R.S. - Je le sens quand c´est bien, et cela me procure une grande satisfaction. Un tableau, c´est, pour ainsi dire, quelque chose qui sort de mon intérieur… Je ne voudrais pas faire quelque chose qui me generait.
S.G.S. - Est-ce que tu le considères comme un besoin, cette activité?
R.S. - Oui, c´est un besoin vital. Je fais ça comme pour exorciser mes démons.
La plupart des titres de mes tableaux sont tristes.
S.G.S. - je constate que tu as une prédilection pour le bleu. C´est la couleur qui domine dans tes travaux. C´est la couleur qui te réussit le mieux. C´est mon appréciation personnelle. Prenons ce tableau. Pourquoi avoir choisi le bleu?
R.S. - Le thème du tableau était triste, donc il fallait que ce soit bleu.
S.G.S. - Tes tableaux ont des titres; dans le livre de Ramduth, tes oeuvres ne portent pas de titres. Le titre est-il important pour la compréhension de tes tableaux? 
R.S. - Oui et non. Comme je peins surtout pour moi-même, cela importe peu. Une fois qu´il est sorti de moi, le tableau m´intéresse peu. Quand je termine un tableau, je le mets souvent dans un coin. 

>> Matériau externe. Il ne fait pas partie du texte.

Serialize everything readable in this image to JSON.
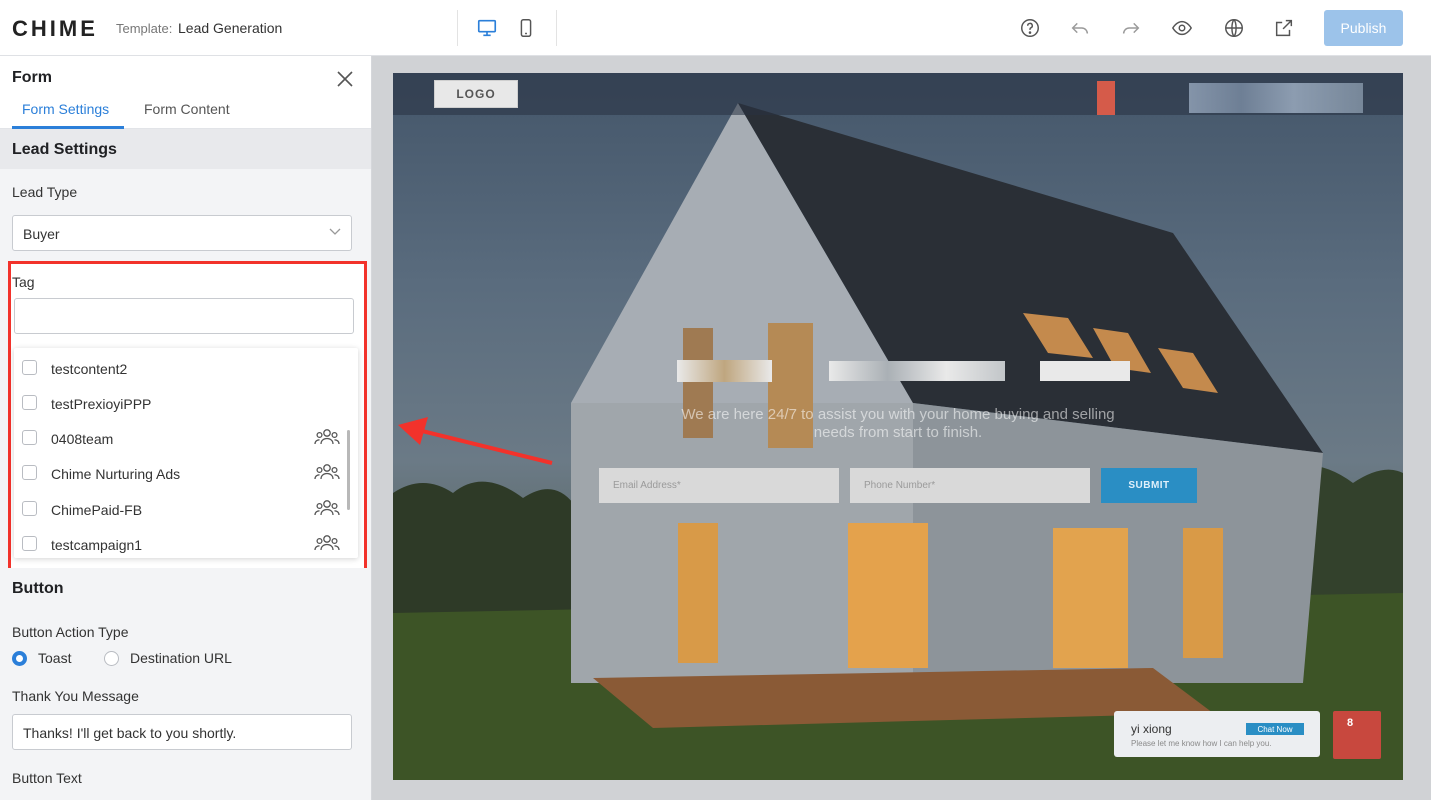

Il n´a plus pour moi l´intéret qu´il possédait pendant que je le réalisais. Comme je te disai précédemment, je peins surtout mes moments sombres. Je ne veux pas les avoir toujours devant moi, ces moments sombres.
S.G.S. - Je reviens toujours à ce tableau. Ce tableau bleu. Là, tu proposes quelque chose, et j´ai, moi, une lecture individuelle. Je l´ai vu comme ça, je suppose qu´un autre spectateur va trouver autre chose. Est-ce que cela te plait cette idée que le spectateur interprète ton oeuvre à sa façon. 
R.S. - L´art contemporain, c´est comme ça, non?
S.G.S. - Tes tableaux sont très ouverts. On peux les continuer dans tous les sens. 
R.S. - C´est pour laisser le spectateur s´évader. Et penser à autre chose. Et continuer à réfléchir… Sur le thème , sur la couleur, sur le sens que ca porte…. 
S.G.S. - Est-ce que tu penses que c´est un handicap pour un plasticien de vivre son art sur une île. Aujourd´hui , avec les moyens modernes de la technologie la communication est facile, et il y a une grande proximité des communautés de créateurs, qu´en penses-tu? 
R.S. - Non, je ne crois pas que ce soit un handicap d´être insulaire. Un handicap, peut-être, parce que les manifestations les plus importantes ne se passent pas ici. À part ca, je crois qu´avec l´internet on a une ouverture sur le monde.
S.G.S. - penses-tu qu´on est très Mauricien en étant très insulaire? Crois- tu que le Mauricien se définit par son insularité?
R.S. - Non, je n´y crois pas tellement. Je crois que si mon travail ne portait pas de signature et pas de titre, il aurait pu être le travail de n´importe quel autre habitant de la planète, non?